Created in the Southern United States, livermush is rumored to have its roots in North Carolina. Much like scrapple, a similar mixture that uses more parts of the hog and a lesser percentage of liver, livermush supposedly became a staple during the Depression, as it was economical to make. It could also be prepared in several ways for breakfast, lunch and dinner.
For breakfast, it is typically sliced and fried in bacon grease, oil or butter. The corn meal in it makes it nicely brown in the skillet. It is traditionally served alongside eggs, grits and toast. Grape jelly is a common accompaniment.
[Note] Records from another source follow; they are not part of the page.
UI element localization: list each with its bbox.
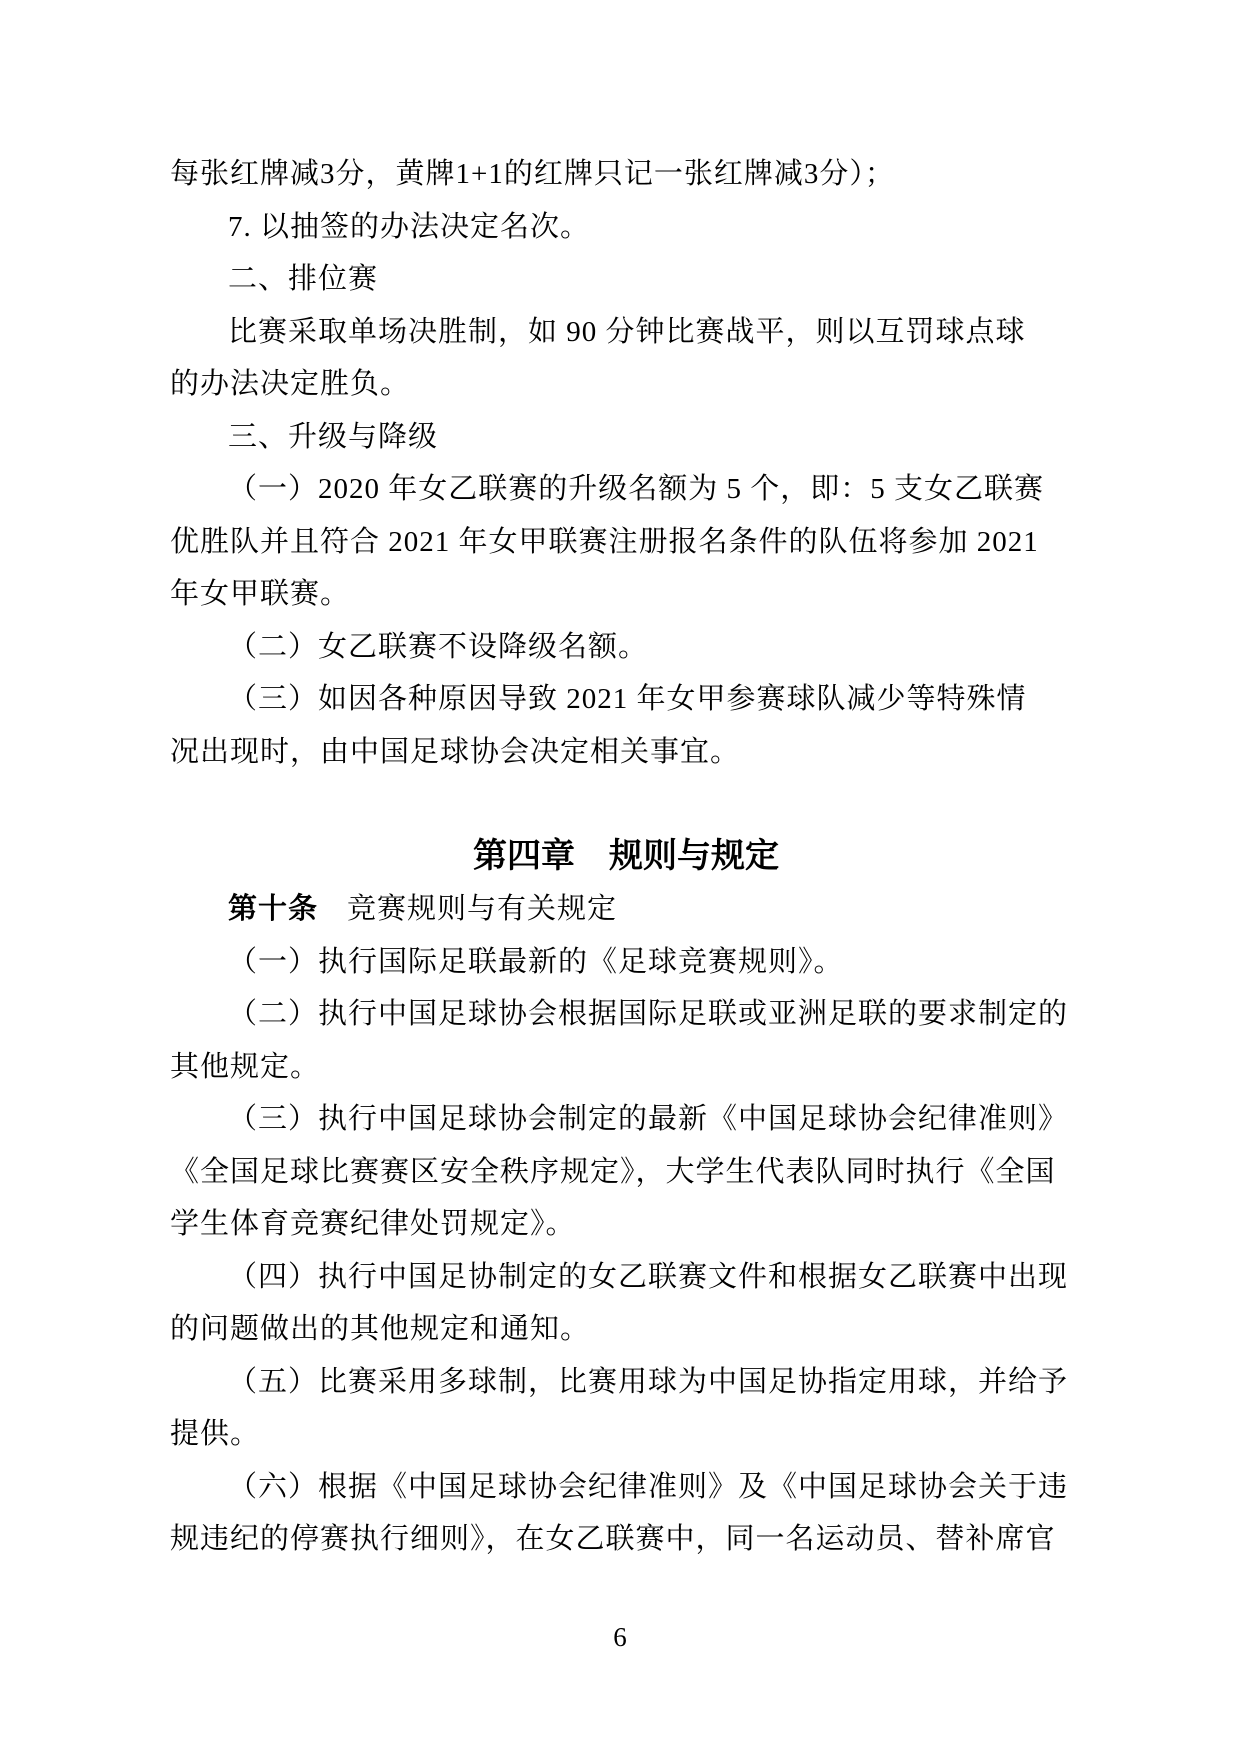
- document-page: 每张红牌减3分，黄牌1+1的红牌只记一张红牌减3分）； 7. 以抽签的办法决定名…: [0, 0, 1240, 1754]
- chapter-title: 规则与规定: [609, 838, 779, 875]
- text-line: 三、升级与降级: [170, 411, 1082, 464]
- text-line: 其他规定。: [170, 1041, 1082, 1094]
- text-line: （六）根据《中国足球协会纪律准则》及《中国足球协会关于违: [170, 1461, 1082, 1514]
- text-line: 年女甲联赛。: [170, 568, 1082, 621]
- chapter-number: 第四章: [473, 838, 575, 875]
- text-line: 每张红牌减3分，黄牌1+1的红牌只记一张红牌减3分）；: [170, 148, 1082, 201]
- text-line: 的问题做出的其他规定和通知。: [170, 1303, 1082, 1356]
- text-line: 优胜队并且符合 2021 年女甲联赛注册报名条件的队伍将参加 2021: [170, 516, 1082, 569]
- article-title: 竞赛规则与有关规定: [347, 893, 617, 925]
- text-line: （一）执行国际足联最新的《足球竞赛规则》。: [170, 936, 1082, 989]
- text-line: 二、排位赛: [170, 253, 1082, 306]
- text-line: （三）如因各种原因导致 2021 年女甲参赛球队减少等特殊情: [170, 673, 1082, 726]
- document-body: 每张红牌减3分，黄牌1+1的红牌只记一张红牌减3分）； 7. 以抽签的办法决定名…: [170, 148, 1082, 1566]
- text-line: 提供。: [170, 1408, 1082, 1461]
- text-line: （四）执行中国足协制定的女乙联赛文件和根据女乙联赛中出现: [170, 1251, 1082, 1304]
- text-line: （三）执行中国足球协会制定的最新《中国足球协会纪律准则》: [170, 1093, 1082, 1146]
- text-line: （二）执行中国足球协会根据国际足联或亚洲足联的要求制定的: [170, 988, 1082, 1041]
- text-line: （五）比赛采用多球制，比赛用球为中国足协指定用球，并给予: [170, 1356, 1082, 1409]
- text-line: 学生体育竞赛纪律处罚规定》。: [170, 1198, 1082, 1251]
- article-heading: 第十条竞赛规则与有关规定: [170, 883, 1082, 936]
- text-line: 况出现时，由中国足球协会决定相关事宜。: [170, 726, 1082, 779]
- text-line: （二）女乙联赛不设降级名额。: [170, 621, 1082, 674]
- text-line: （一）2020 年女乙联赛的升级名额为 5 个，即：5 支女乙联赛: [170, 463, 1082, 516]
- text-line: 7. 以抽签的办法决定名次。: [170, 201, 1082, 254]
- blank-line: [170, 778, 1082, 831]
- text-line: 规违纪的停赛执行细则》，在女乙联赛中，同一名运动员、替补席官: [170, 1513, 1082, 1566]
- text-line: 比赛采取单场决胜制，如 90 分钟比赛战平，则以互罚球点球: [170, 306, 1082, 359]
- chapter-heading: 第四章规则与规定: [170, 831, 1082, 884]
- article-number: 第十条: [228, 893, 318, 925]
- text-line: 《全国足球比赛赛区安全秩序规定》，大学生代表队同时执行《全国: [170, 1146, 1082, 1199]
- text-line: 的办法决定胜负。: [170, 358, 1082, 411]
- page-number: 6: [0, 1622, 1240, 1652]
At lunch, it is often sliced and served cold on white bread with mustard or mayonnaise as a condiment. In recent years, it has been used as a pizza topping and a filling for omelets.
A related product called liver pudding has the same ingredients as livermush except for the cornmeal. It is smoother in texture and cannot be sliced. North Carolina residents claim liver pudding is made by people who live east of the Yadkin River, and people on the west of the river make livermush.
Though it is not clear why North Carolina is considered the birthplace of the poor boy’s pate, several factors may have been influential. Hogs were popular livestock in North Carolina, as they flourished in the hot, humid atmosphere that cattle could not withstand. Wild pigs typically roamed the land in North Carolina and were plentiful and popular sources of food.
When farmers butchered hogs, they used every part of the animal. When it came to serving the hog’s liver, many people found the taste of the liver objectionable. To make it more palatable, it was ground up with other pig parts and mixed with corn meal and spices to make livermush.
Livermush is available today, though only a handful of companies still make it. It can be ordered online or found in the sausage or frozen food departments of some supermarkets worldwide. It is sold fresh throughout northern Virginia, North Carolina, and southern South Carolina. An annual Livermush Festival has been held in Shelby, North Carolina, since 1987.